Again, volatile, I do not discount your unfortunate experience with the patient & the fentanyl drip - that is inexcusable. However, your resident experience is filled with learning your speciality. Learning hospital administrative regulations & policices, particularly when you might have come from one environment to another, are beyond what you should be expected to have to learn. Ask Jet or Mil or other attendings who have changed institutions...it takes a while to learn who the players are & where the power lies & what factors force decisions (sometimes therapeutics, sometimes money...)

I hope you accept this information as just that -information only - not aggression nor threats to your authority or abilities. It is imperative we learn to work well together. I wish you all the best in your residency years and hope your experiences with pharmacists improve!

you seem a bit hung-up on the substitutions issue. i'm not talking about substitutions. likewise, i get called by the pharmacy all the time about other apparently "wrong" orders too, sometimes they are and sometimes they're not. no problem. you seem to be taking this a bit too personally, as well. i have very little problem with the pharmacy/pharmacists, in fact i hang out with a couple of them outside the hospital.

i just want to be called when an order isn't going to be done, and i want a reason why. this does not always happen, and sometimes it impacts patient care. this is a fact. the post-call issue is valid, but why not email me? (as a pharmacist that works with us routinely does.) it just often seems that, more than occassionally (as is implicit in your message), many ancillary staff's knee-jerk reaction is that the ordering physician must have made a mistake when this happens. and, the attending issue you raise i can't really comment on, because i'm not ever aware that this happens - at least to me - and, if it did then we have a way to record the override in our ordering system, which the overriding person should document.

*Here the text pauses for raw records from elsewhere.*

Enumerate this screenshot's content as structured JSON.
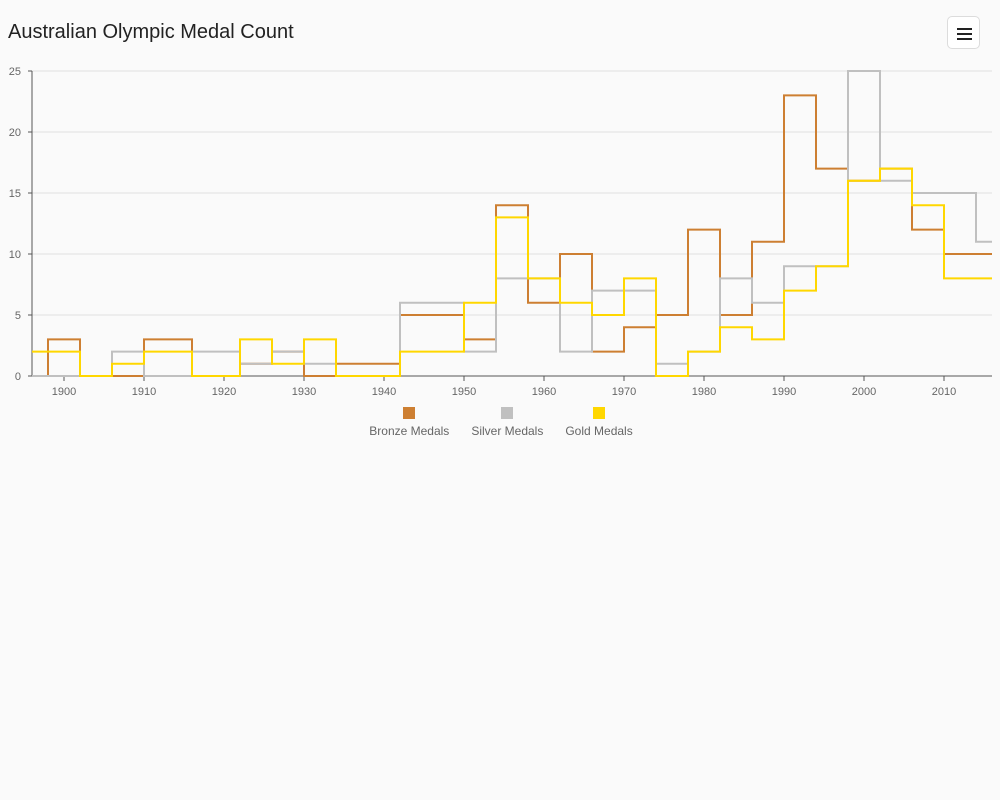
{
  "title": "Australian Olympic Medal Count",
  "menu": {
    "icon": "hamburger-menu-icon"
  },
  "chart_data": {
    "type": "line",
    "step": "center",
    "title": "Australian Olympic Medal Count",
    "xlabel": "",
    "ylabel": "",
    "xlim": [
      1896,
      2016
    ],
    "ylim": [
      0,
      25
    ],
    "x_ticks": [
      "1900",
      "1910",
      "1920",
      "1930",
      "1940",
      "1950",
      "1960",
      "1970",
      "1980",
      "1990",
      "2000",
      "2010"
    ],
    "y_ticks": [
      "0",
      "5",
      "10",
      "15",
      "20",
      "25"
    ],
    "grid": true,
    "legend_position": "bottom-center",
    "x": [
      1896,
      1900,
      1904,
      1908,
      1912,
      1920,
      1924,
      1928,
      1932,
      1936,
      1948,
      1952,
      1956,
      1960,
      1964,
      1968,
      1972,
      1976,
      1980,
      1984,
      1988,
      1992,
      1996,
      2000,
      2004,
      2008,
      2012,
      2016
    ],
    "series": [
      {
        "name": "Bronze Medals",
        "color": "#cd7f32",
        "values": [
          0,
          3,
          0,
          0,
          3,
          0,
          1,
          2,
          0,
          1,
          5,
          3,
          14,
          6,
          10,
          2,
          4,
          5,
          12,
          5,
          11,
          23,
          17,
          16,
          17,
          12,
          10,
          10
        ]
      },
      {
        "name": "Silver Medals",
        "color": "#c0c0c0",
        "values": [
          0,
          0,
          0,
          2,
          0,
          2,
          1,
          2,
          1,
          0,
          6,
          2,
          8,
          8,
          2,
          7,
          7,
          1,
          2,
          8,
          6,
          9,
          9,
          25,
          16,
          15,
          15,
          11
        ]
      },
      {
        "name": "Gold Medals",
        "color": "#ffd700",
        "values": [
          2,
          2,
          0,
          1,
          2,
          0,
          3,
          1,
          3,
          0,
          2,
          6,
          13,
          8,
          6,
          5,
          8,
          0,
          2,
          4,
          3,
          7,
          9,
          16,
          17,
          14,
          8,
          8
        ]
      }
    ]
  }
}
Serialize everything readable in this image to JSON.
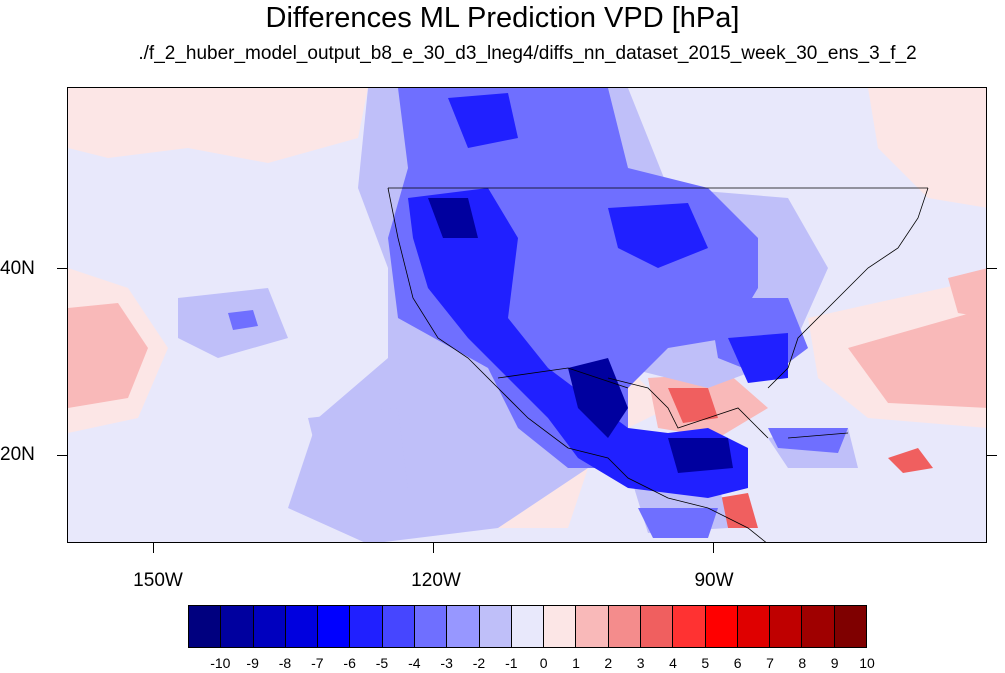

we're all human. i concede that. some orders are inscrutable. but, here we have an electronic ordering system at my institution. there is no excuse for disobeying a clearly written and legible order (with the appropriately pre-defined computer logic checks) - which does happen here - without calling the ordering person.

you can get off your soapbox because you'll never convince me otherwise. fortunately, this is the exception rather than the norm, i'll admit, and most do call when something isn't clear. still, in addition to this issue, there are also on occassion other things that are done by ancillary staff - backtalk, unprofessionalism, etc. (things i would never do to a nurse/tech/pharmacist) - that are equally inexcusable, and this seems to go along with the often pre-emptive attitude that the resident is a ***** that needs to be "shepherded" to the right action, whether or not it is truly the right action that would've been arrived at with or witout their "help". point is, there never seems to be repercussions (if there was a job glut right now in nursing/ancillary staffing, i'm sure this would be different).